Sieben Stationen sind es an diesem Abend, die die Zuschauergruppen in jeweils 10 Minuten begehen können. Doch das reine Zerteilen des Jelinek-Textes in in kurzer Zeit konsumierbare Performance-Brocken ist zweifelsohne fordernd. Man hat nur kurze Zeit, um sich in dem Textgebirge zurechtzufinden und dem kurzweiligen Spiel zu folgen. Dann wird die Gruppe wieder von schwarz maskierten, priesterlich anmutenden Guides abgeholt und zur nächsten Station gebracht. Das Klingeln einer Handglocke ist dann der Auftakt für die nächste Szene. Die Darstellungsform und das immer wieder Herausgerissen werden aus dem "Schwarzwasser"-Sumpf auf dem Weg zur nächsten Station erschöpfen nach einer Weile mehr und mehr und das stetige Schweigen während des Fußmarsches erstickt jegliche Diskussionsmöglichkeit über das Erlebte im Keim.

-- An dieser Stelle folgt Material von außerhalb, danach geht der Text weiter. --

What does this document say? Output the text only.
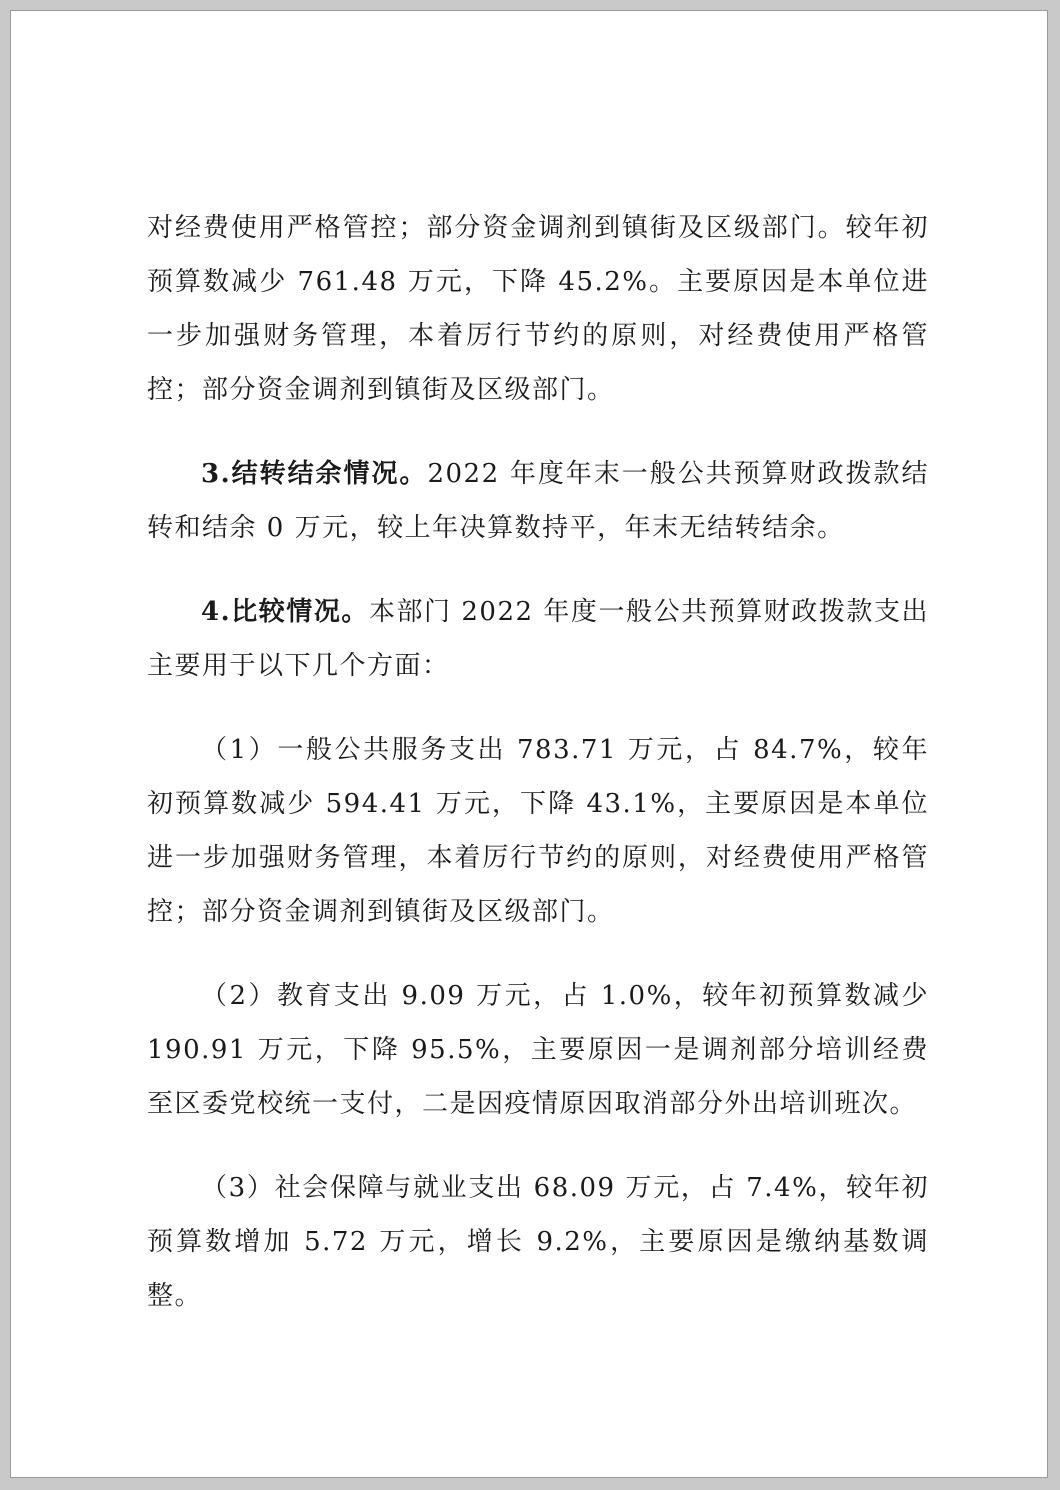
对经费使用严格管控；部分资金调剂到镇街及区级部门。较年初预算数减少 761.48 万元，下降 45.2%。主要原因是本单位进一步加强财务管理，本着厉行节约的原则，对经费使用严格管控；部分资金调剂到镇街及区级部门。

3.结转结余情况。2022 年度年末一般公共预算财政拨款结转和结余 0 万元，较上年决算数持平，年末无结转结余。

4.比较情况。本部门 2022 年度一般公共预算财政拨款支出主要用于以下几个方面：

（1）一般公共服务支出 783.71 万元，占 84.7%，较年初预算数减少 594.41 万元，下降 43.1%，主要原因是本单位进一步加强财务管理，本着厉行节约的原则，对经费使用严格管控；部分资金调剂到镇街及区级部门。

（2）教育支出 9.09 万元，占 1.0%，较年初预算数减少 190.91 万元，下降 95.5%，主要原因一是调剂部分培训经费至区委党校统一支付，二是因疫情原因取消部分外出培训班次。

（3）社会保障与就业支出 68.09 万元，占 7.4%，较年初预算数增加 5.72 万元，增长 9.2%，主要原因是缴纳基数调整。
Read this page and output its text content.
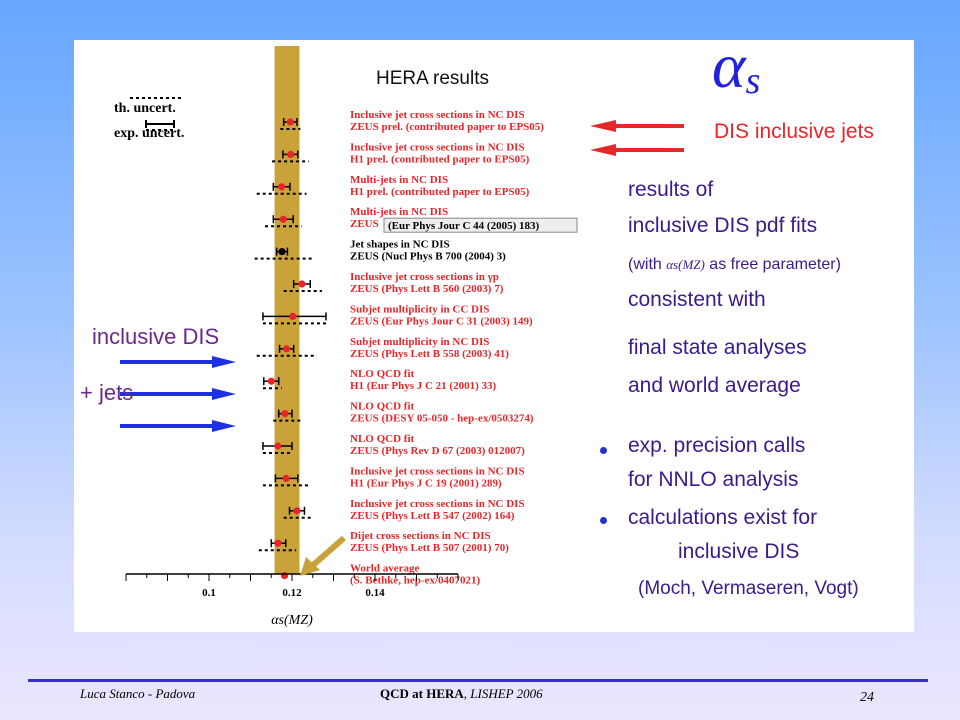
HERA results
th. uncert.
exp. uncert.
Inclusive jet cross sections in NC DIS
ZEUS prel. (contributed paper to EPS05)
Inclusive jet cross sections in NC DIS
H1 prel. (contributed paper to EPS05)
Multi-jets in NC DIS
H1 prel. (contributed paper to EPS05)
Multi-jets in NC DIS
ZEUS
Jet shapes in NC DIS
ZEUS (Nucl Phys B 700 (2004) 3)
Inclusive jet cross sections in γp
ZEUS (Phys Lett B 560 (2003) 7)
Subjet multiplicity in CC DIS
ZEUS (Eur Phys Jour C 31 (2003) 149)
Subjet multiplicity in NC DIS
ZEUS (Phys Lett B 558 (2003) 41)
NLO QCD fit
H1 (Eur Phys J C 21 (2001) 33)
NLO QCD fit
ZEUS (DESY 05-050 - hep-ex/0503274)
NLO QCD fit
ZEUS (Phys Rev D 67 (2003) 012007)
Inclusive jet cross sections in NC DIS
H1 (Eur Phys J C 19 (2001) 289)
Inclusive jet cross sections in NC DIS
ZEUS (Phys Lett B 547 (2002) 164)
Dijet cross sections in NC DIS
ZEUS (Phys Lett B 507 (2001) 70)
World average
(S. Bethke, hep-ex/0407021)
(Eur Phys Jour C 44 (2005) 183)
0.1	0.12	0.14
αs(MZ)
αs
DIS inclusive jets
inclusive DIS
+ jets
results of
inclusive DIS pdf fits
(with αs(MZ) as free parameter)
consistent with
final state analyses
and world average
exp. precision calls
for NNLO analysis
calculations exist for
inclusive DIS
(Moch, Vermaseren, Vogt)
Luca Stanco - Padova	QCD at HERA, LISHEP 2006	24
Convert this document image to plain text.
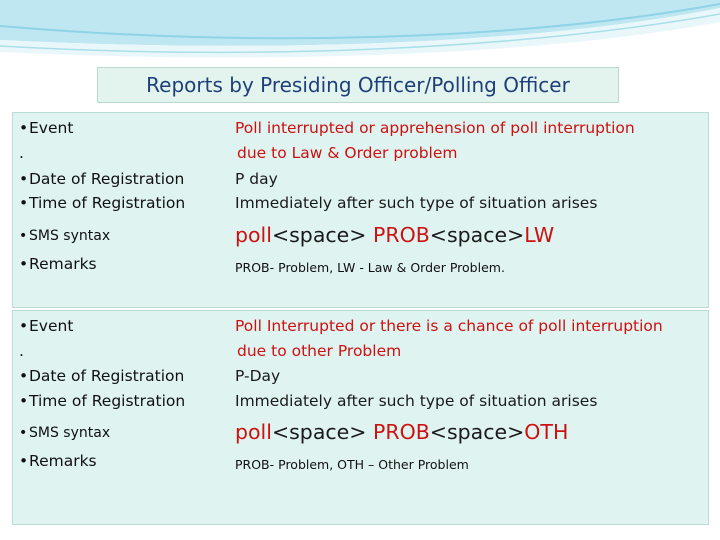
Reports by Presiding Officer/Polling Officer
•Event
.
•Date of Registration
•Time of Registration
• SMS syntax
•Remarks
Poll interrupted or apprehension of poll interruption
due to Law & Order problem
P day
Immediately after such type of situation arises
poll<space> PROB<space>LW
PROB- Problem, LW - Law & Order Problem.
•Event
.
•Date of Registration
•Time of Registration
• SMS syntax
•Remarks
Poll Interrupted or there is a chance of poll interruption
due to other Problem
P-Day
Immediately after such type of situation arises
poll<space> PROB<space>OTH
PROB- Problem, OTH – Other Problem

Dennoch war es sicherlich die richtige Entscheidung, den Abend in neuer künstlerischer Form zu Beginn der neuen Spielzeit herauszubringen, anstatt auf Tag X Post-Corona zu warten. Und wer mit dem Theaterkosmos und seinen verwinkelten Gängen, Garderoben, dem Fundus, dem Lastenaufzug und der Hinterbühne noch nicht vertraut ist, hat hier die Gelegenheit, Backstage-Theaterluft zu schnuppern. Wobei der süßliche Red-Bull-Duft auch noch lange nach Verlassen des Carlswerk-Geländes, auf dem das Depot steht, und tiefer als gedacht, in der Nase zu sitzen scheint.